Milwaukee Journal Sentinel: Three charged in John Doe investigation of Walker aides

-By Daniel Bice

January 5, 2012- Three individuals – including a former top aide to Gov. Scott Walker – were charged Thursday with felonies as part of the ongoing John Doe investigation into Walker staffers.

Tim Russell, a longtime Walker campaign and county staffer, was charged with two felonies and one misdemeanor count of embezzlement. One source said the charges are tied to Operation Freedom, an annual military appreciation day held at the zoo.

In 2010, Walker's county administration had asked prosecutors to investigate what had happened to $11,000 raised in 2007 for the event.

Russell's attorney, Michael Maistelman, could not be immediately reached for comment.

Also charged Thursday was Brian Pierick, Russell's longtime partner and a staffer at the state Department of Public Instruction, and Kevin Kavanaugh, Walker's appointee to the Milwaukee County Veteran Service Commission.

Kavanaugh is charged with five felonies for theft and fraudulent writings by a corporate officer. He was the treasurer of the Milwaukee Purple Heart chapter at the time of the dispute over the $11,000 for Operation Freedom.

Pierick, 48, was charged with two felony counts for child enticement. He is an office operations assistant at DPI dealing with education for homeless children and youth, according to the agency's website.

Walker spokesman Chris Schrimpf had no immediate comment on the news but said the office would provide one later in the day.

"We're still looking at it," he said.

Russell, who was housing director for Walker at the county, is facing Class G and Class I felonies. A class G felony carries a fine of up to $25,000 and up to 10 years in prison or both. A class I felony carries a fine of up to $10,000 and up to three and a half years in prison or both.

In August 2010, authorities seized Russell's county computer just weeks before the gubernatorial primary.

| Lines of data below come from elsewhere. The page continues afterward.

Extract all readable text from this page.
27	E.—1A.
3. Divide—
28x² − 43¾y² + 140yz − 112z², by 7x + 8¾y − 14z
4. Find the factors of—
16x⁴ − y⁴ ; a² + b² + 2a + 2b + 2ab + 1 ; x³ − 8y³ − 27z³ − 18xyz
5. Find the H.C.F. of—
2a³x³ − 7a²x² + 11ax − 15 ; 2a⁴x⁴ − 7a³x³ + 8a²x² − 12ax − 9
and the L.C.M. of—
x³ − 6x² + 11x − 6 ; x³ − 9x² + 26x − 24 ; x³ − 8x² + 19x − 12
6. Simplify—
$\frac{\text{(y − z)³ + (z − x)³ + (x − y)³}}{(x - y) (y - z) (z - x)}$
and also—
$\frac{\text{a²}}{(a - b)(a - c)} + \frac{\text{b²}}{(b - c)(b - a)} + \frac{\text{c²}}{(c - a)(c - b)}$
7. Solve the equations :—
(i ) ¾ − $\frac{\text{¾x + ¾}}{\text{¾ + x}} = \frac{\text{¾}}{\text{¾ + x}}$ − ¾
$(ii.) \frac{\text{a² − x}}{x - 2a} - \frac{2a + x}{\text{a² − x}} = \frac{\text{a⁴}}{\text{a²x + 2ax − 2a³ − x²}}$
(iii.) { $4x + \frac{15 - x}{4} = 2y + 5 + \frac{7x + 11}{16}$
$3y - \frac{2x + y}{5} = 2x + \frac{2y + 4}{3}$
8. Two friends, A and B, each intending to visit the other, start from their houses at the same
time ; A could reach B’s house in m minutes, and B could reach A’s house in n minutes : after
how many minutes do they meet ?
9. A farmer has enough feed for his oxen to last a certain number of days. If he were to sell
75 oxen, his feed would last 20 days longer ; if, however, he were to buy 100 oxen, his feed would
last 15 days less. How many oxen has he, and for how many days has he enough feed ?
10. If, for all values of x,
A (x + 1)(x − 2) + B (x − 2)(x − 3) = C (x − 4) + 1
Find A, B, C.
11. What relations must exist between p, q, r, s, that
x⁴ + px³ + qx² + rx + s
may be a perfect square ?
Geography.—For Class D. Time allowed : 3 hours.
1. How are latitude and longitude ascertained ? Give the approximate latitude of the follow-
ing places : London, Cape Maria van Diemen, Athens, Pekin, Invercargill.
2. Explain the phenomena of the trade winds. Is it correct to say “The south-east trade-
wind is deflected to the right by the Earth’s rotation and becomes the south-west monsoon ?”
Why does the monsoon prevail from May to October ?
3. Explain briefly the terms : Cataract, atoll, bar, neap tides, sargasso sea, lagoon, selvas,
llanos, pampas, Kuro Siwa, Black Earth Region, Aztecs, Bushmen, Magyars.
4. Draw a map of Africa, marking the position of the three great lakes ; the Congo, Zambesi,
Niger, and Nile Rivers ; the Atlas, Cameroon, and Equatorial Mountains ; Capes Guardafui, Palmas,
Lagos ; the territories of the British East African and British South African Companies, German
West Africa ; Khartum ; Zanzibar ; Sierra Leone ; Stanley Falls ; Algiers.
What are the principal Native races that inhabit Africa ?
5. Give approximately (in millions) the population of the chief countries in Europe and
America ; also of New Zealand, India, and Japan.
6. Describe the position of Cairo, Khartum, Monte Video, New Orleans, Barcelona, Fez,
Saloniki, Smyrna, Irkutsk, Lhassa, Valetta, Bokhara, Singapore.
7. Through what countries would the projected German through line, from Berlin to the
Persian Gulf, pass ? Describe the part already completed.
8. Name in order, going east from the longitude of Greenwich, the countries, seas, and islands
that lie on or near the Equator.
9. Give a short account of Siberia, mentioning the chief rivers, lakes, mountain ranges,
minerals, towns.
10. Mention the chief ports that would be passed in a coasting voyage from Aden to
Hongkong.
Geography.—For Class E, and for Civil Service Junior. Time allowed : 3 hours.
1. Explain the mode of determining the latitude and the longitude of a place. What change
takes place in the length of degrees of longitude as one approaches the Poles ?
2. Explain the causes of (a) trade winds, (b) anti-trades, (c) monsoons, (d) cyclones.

A longtime political hand, Russell, 48, used to run former Gov. Tommy Thompson's Milwaukee office and had been with Walker since he ran for county executive in 2002. Russell did not get a job in the Walker administration in Madison.

Last year, Russell and Pierick had their Milwaukee residence foreclosed on, and the pair moved to the Madison suburb of Sun Prairie.

Milwaukee County District Attorney John Chisholm announced Thursday that his office would be making an announcement at noon about additional charges in the secret probe. Chisholm's office has been overseeing the investigation for more than 1 1/2 years.

Walker set up the annual Operation Freedom as a military appreciation day at the zoo for veterans, who got free admission and food. It was run through the county executive’s office.

Russell was the coordinator of the event and worked on it with Darlene Wink, another former Walker aide at the county who has been under investigation in the John Doe probe.

The Journal Sentinel reported in June 2010 that the district attorney’s office was investigating the finances of Operation Freedom after Walker’s office alleged an $11,000 shortfall in a dispute with the local chapter of the Military Order of the Purple Heart. The Purple Heart had acted as fiscal agent for the program in 2006, ’07 and ’08.

Later, in 2010, the financial end of the event was transferred to an entity known as the Heritage Guard Preservation Society, Russell told the newspaper in 2010. In 2009, an American Legion Post handled those duties.

The Heritage Guard Preservation Society was incorporated for a different purpose as a nonprofit in 2004. But Russell said in 2010 that the dormant firm was shifted to Operation Freedom.

The financing setup for the event drew ethics scrutiny in 2006, when two county Ethics Board members questioned the practice of county officials asking private companies for money for public programs, saying it raised conflict-of-interest questions. Walker said then that he was trying to save taxpayer dollars and that he’d resolve ethics concerns by asking a veterans organization to solicit funds for the event.

Walker got legal advice that the fundraising should be handled by a separate charitable entity.

In 2010, an official with the Milwaukee Purple Heart chapter said he thought the dispute over the $11,000 was resolved when the chapter paid $10,000 to the zoo for 2007. Russell said even with the zoo payment, there was still an $11,000 shortfall from 2007 receipts.

"Nobody’s making accusations about anything here," Russell said then. Bookkeeping errors could ultimately explain the shortfall, he said.